Posts Tagged ‘model’
April 14th, 2011 | Richard Almond
Thinking about the material quality of the academy, I began to experiment with a range of metals. Click here for more images.
In relation to previous posts, facade treatment will use areas of mesh to allow visitors to experience the elements whilst retaining a sense of enclosure. The materials above are ultra-fine stainless steel mesh, fine copper mesh, medium brass mesh and a coarse steel mesh. I also experimented with some sheet brass. Taking inspiration from the Reykjavik vernacular, I have extracted a number of key elements common to many of 101′s buildings, and used them to devise a treatment I feel is both respectful to a unique city and practical for a floating building.
Light and Transparency
One of the qualities of mesh is its seemingly multi-dimensionality. Viewed front-on, a mesh may appear almost completely transparent, yet when viewed from an acute angle, the same mesh may appear as an almost solid object. The way in which light reflects from a mesh facade is similarly dynamic, as seen from the comparative images below, the angle from which the sunlight hits the material has a dramatic effect upon its appearance and how it is read.

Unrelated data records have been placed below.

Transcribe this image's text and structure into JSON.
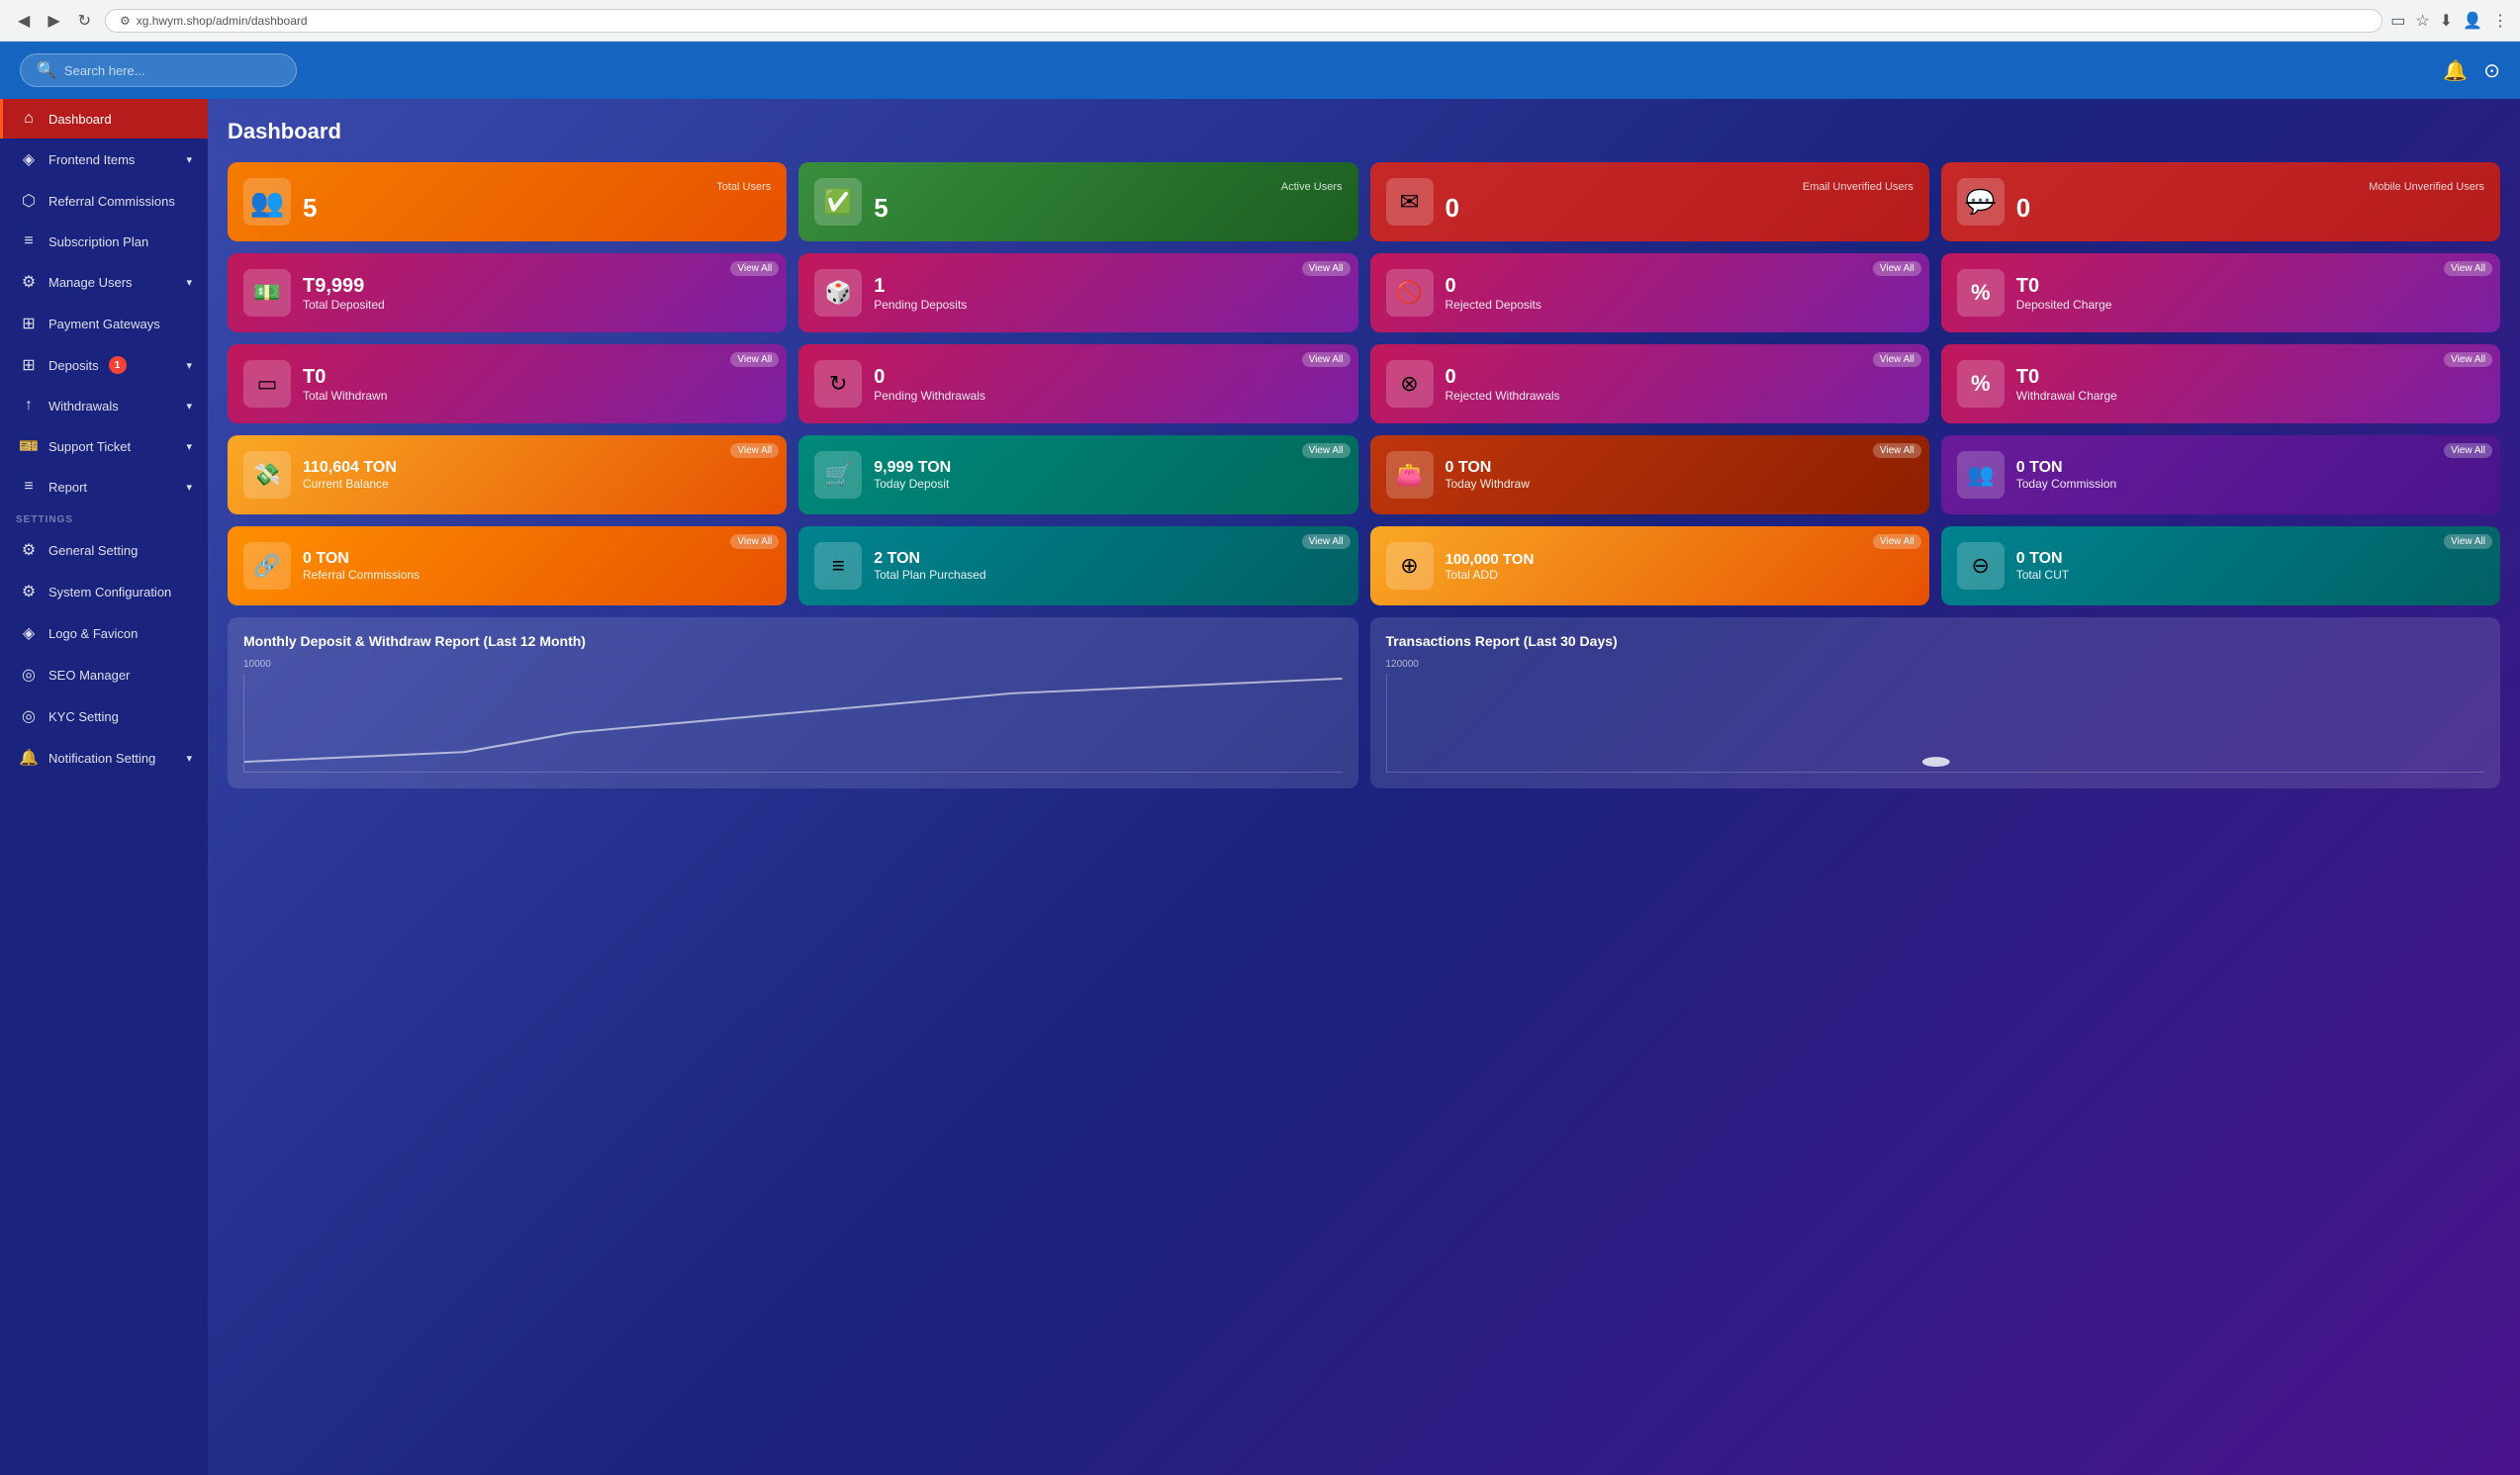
{
  "browser": {
    "url": "xg.hwym.shop/admin/dashboard",
    "back_icon": "◀",
    "forward_icon": "▶",
    "refresh_icon": "↻"
  },
  "header": {
    "search_placeholder": "Search here...",
    "bell_icon": "🔔",
    "settings_icon": "⚙"
  },
  "sidebar": {
    "items": [
      {
        "id": "dashboard",
        "label": "Dashboard",
        "icon": "⌂",
        "active": true
      },
      {
        "id": "frontend-items",
        "label": "Frontend Items",
        "icon": "◈",
        "has_arrow": true
      },
      {
        "id": "referral-commissions",
        "label": "Referral Commissions",
        "icon": "⬡",
        "has_arrow": false
      },
      {
        "id": "subscription-plan",
        "label": "Subscription Plan",
        "icon": "≡",
        "has_arrow": false
      },
      {
        "id": "manage-users",
        "label": "Manage Users",
        "icon": "⚙",
        "has_arrow": true
      },
      {
        "id": "payment-gateways",
        "label": "Payment Gateways",
        "icon": "⊞",
        "has_arrow": false
      },
      {
        "id": "deposits",
        "label": "Deposits",
        "icon": "⊞",
        "badge": "1",
        "has_arrow": true
      },
      {
        "id": "withdrawals",
        "label": "Withdrawals",
        "icon": "↑",
        "has_arrow": true
      },
      {
        "id": "support-ticket",
        "label": "Support Ticket",
        "icon": "🎫",
        "has_arrow": true
      },
      {
        "id": "report",
        "label": "Report",
        "icon": "≡",
        "has_arrow": true
      }
    ],
    "settings_section": "SETTINGS",
    "settings_items": [
      {
        "id": "general-setting",
        "label": "General Setting",
        "icon": "⚙"
      },
      {
        "id": "system-configuration",
        "label": "System Configuration",
        "icon": "⚙"
      },
      {
        "id": "logo-favicon",
        "label": "Logo & Favicon",
        "icon": "◈"
      },
      {
        "id": "seo-manager",
        "label": "SEO Manager",
        "icon": "◎"
      },
      {
        "id": "kyc-setting",
        "label": "KYC Setting",
        "icon": "◎"
      },
      {
        "id": "notification-setting",
        "label": "Notification Setting",
        "icon": "🔔",
        "has_arrow": true
      }
    ]
  },
  "page_title": "Dashboard",
  "stats_row1": [
    {
      "id": "total-users",
      "label": "Total Users",
      "value": "5",
      "name": "",
      "color": "card-orange",
      "icon": "👥",
      "view_all": false
    },
    {
      "id": "active-users",
      "label": "Active Users",
      "value": "5",
      "name": "",
      "color": "card-green",
      "icon": "✅",
      "view_all": false
    },
    {
      "id": "email-unverified",
      "label": "Email Unverified Users",
      "value": "0",
      "name": "",
      "color": "card-red",
      "icon": "✉",
      "view_all": false
    },
    {
      "id": "mobile-unverified",
      "label": "Mobile Unverified Users",
      "value": "0",
      "name": "",
      "color": "card-red",
      "icon": "💬",
      "view_all": false
    }
  ],
  "stats_row2": [
    {
      "id": "total-deposited",
      "label": "View All",
      "value": "T9,999",
      "name": "Total Deposited",
      "color": "card-pink-red",
      "icon": "💵",
      "view_all": true
    },
    {
      "id": "pending-deposits",
      "label": "View All",
      "value": "1",
      "name": "Pending Deposits",
      "color": "card-pink-red",
      "icon": "🎲",
      "view_all": true
    },
    {
      "id": "rejected-deposits",
      "label": "View All",
      "value": "0",
      "name": "Rejected Deposits",
      "color": "card-pink-red",
      "icon": "🚫",
      "view_all": true
    },
    {
      "id": "deposited-charge",
      "label": "View All",
      "value": "T0",
      "name": "Deposited Charge",
      "color": "card-pink-red",
      "icon": "%",
      "view_all": true
    }
  ],
  "stats_row3": [
    {
      "id": "total-withdrawn",
      "label": "View All",
      "value": "T0",
      "name": "Total Withdrawn",
      "color": "card-pink-red",
      "icon": "▭",
      "view_all": true
    },
    {
      "id": "pending-withdrawals",
      "label": "View All",
      "value": "0",
      "name": "Pending Withdrawals",
      "color": "card-pink-red",
      "icon": "↻",
      "view_all": true
    },
    {
      "id": "rejected-withdrawals",
      "label": "View All",
      "value": "0",
      "name": "Rejected Withdrawals",
      "color": "card-pink-red",
      "icon": "⊗",
      "view_all": true
    },
    {
      "id": "withdrawal-charge",
      "label": "View All",
      "value": "T0",
      "name": "Withdrawal Charge",
      "color": "card-pink-red",
      "icon": "%",
      "view_all": true
    }
  ],
  "stats_row4": [
    {
      "id": "current-balance",
      "label": "View All",
      "value": "110,604 TON",
      "name": "Current Balance",
      "color": "card-gold",
      "icon": "💸",
      "view_all": true
    },
    {
      "id": "today-deposit",
      "label": "View All",
      "value": "9,999 TON",
      "name": "Today Deposit",
      "color": "card-dark-teal",
      "icon": "🛒",
      "view_all": true
    },
    {
      "id": "today-withdraw",
      "label": "View All",
      "value": "0 TON",
      "name": "Today Withdraw",
      "color": "card-deep-orange",
      "icon": "👛",
      "view_all": true
    },
    {
      "id": "today-commission",
      "label": "View All",
      "value": "0 TON",
      "name": "Today Commission",
      "color": "card-purple",
      "icon": "👥",
      "view_all": true
    }
  ],
  "stats_row5": [
    {
      "id": "referral-commissions",
      "label": "View All",
      "value": "0 TON",
      "name": "Referral Commissions",
      "color": "card-amber",
      "icon": "🔗",
      "view_all": true
    },
    {
      "id": "total-plan-purchased",
      "label": "View All",
      "value": "2 TON",
      "name": "Total Plan Purchased",
      "color": "card-blue-green",
      "icon": "≡",
      "view_all": true
    },
    {
      "id": "total-add",
      "label": "View All",
      "value": "100,000 TON",
      "name": "Total ADD",
      "color": "card-gold",
      "icon": "⊕",
      "view_all": true
    },
    {
      "id": "total-cut",
      "label": "View All",
      "value": "0 TON",
      "name": "Total CUT",
      "color": "card-blue-green",
      "icon": "⊖",
      "view_all": true
    }
  ],
  "charts": [
    {
      "id": "monthly-report",
      "title": "Monthly Deposit & Withdraw Report (Last 12 Month)",
      "y_label": "10000"
    },
    {
      "id": "transactions-report",
      "title": "Transactions Report (Last 30 Days)",
      "y_label": "120000"
    }
  ]
}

The building’s facade will of course be constantly exposed to sea water and rain. The perforated nature of mesh means it may hold droplets of water. A very fine mesh acts in a way similar to a piece of cloth, allowing light to penetrate through whilst water simply runs off (left image below). A more coarse gauge of mesh (right image below) will retain much of the water within its perforations. Over-laying differing gauges of mesh creates further unique interactions between facade and water.
Erosion and Weathering
The prospect of metal cladding being in constant contact with sea water poses both a problem and an opportunity. The static components of the building will see Reykjavik’s huge 5m tidal range engulf much of the facade, the movement of salt water across the surface of the metal is likely to cause some chemical response, generating a prominent band of effected material. The floating elements of the building will still encounter constant lapping from the sea, the winds will drive spray through mesh facades and across decks. Although renowned for being one of the cleanest cities in Europe, acid rain does exist in Reykjavik, and this is something that would have a definite effect upon a metal facade. Below are examples of brass sheets exposed to acid, which can very quickly strip the sheen from the material. The left image has been pre-treated with wax in sections to mask the acid, creating an attractive aesthetic.
March 2nd, 2011 | Richard Almond
There has been a nagging issue concerning the permanence of my building. A building which floats can feel temporary, a building which both floats and moves laterally, without definition, is effectively a poorly-designed boat. My pontoons were in danger of becoming too fleeting, too loose to constitute architecture. A datum was required, something solid from which the movement of the rest of the building could be read.
The tower becomes the pin which holds the building together, the culmination of a pedestrian’s journey. A suspended ribbon sits just above the water, connecting the tower to the harbour-side, acting as walkway and servicing element for the floating pontoons which dock onto it.
February 23rd, 2011 | Richard Almond
This model attempts to expore technical and constructional properties for a typical section through the academy. More images can be found here.
February 3rd, 2011 | Richard Almond
As Reykjavik cycles through warmth and cold, light and dark, the building unravels and contracts. Scattered pontoons gently drift with winter’s icy tidal currents, tethered into a matrix they animate the harbour during the short days. Summer sees the pontoons contract, stiffening into a linear pier, the sailing vessels take over the task of animating the water.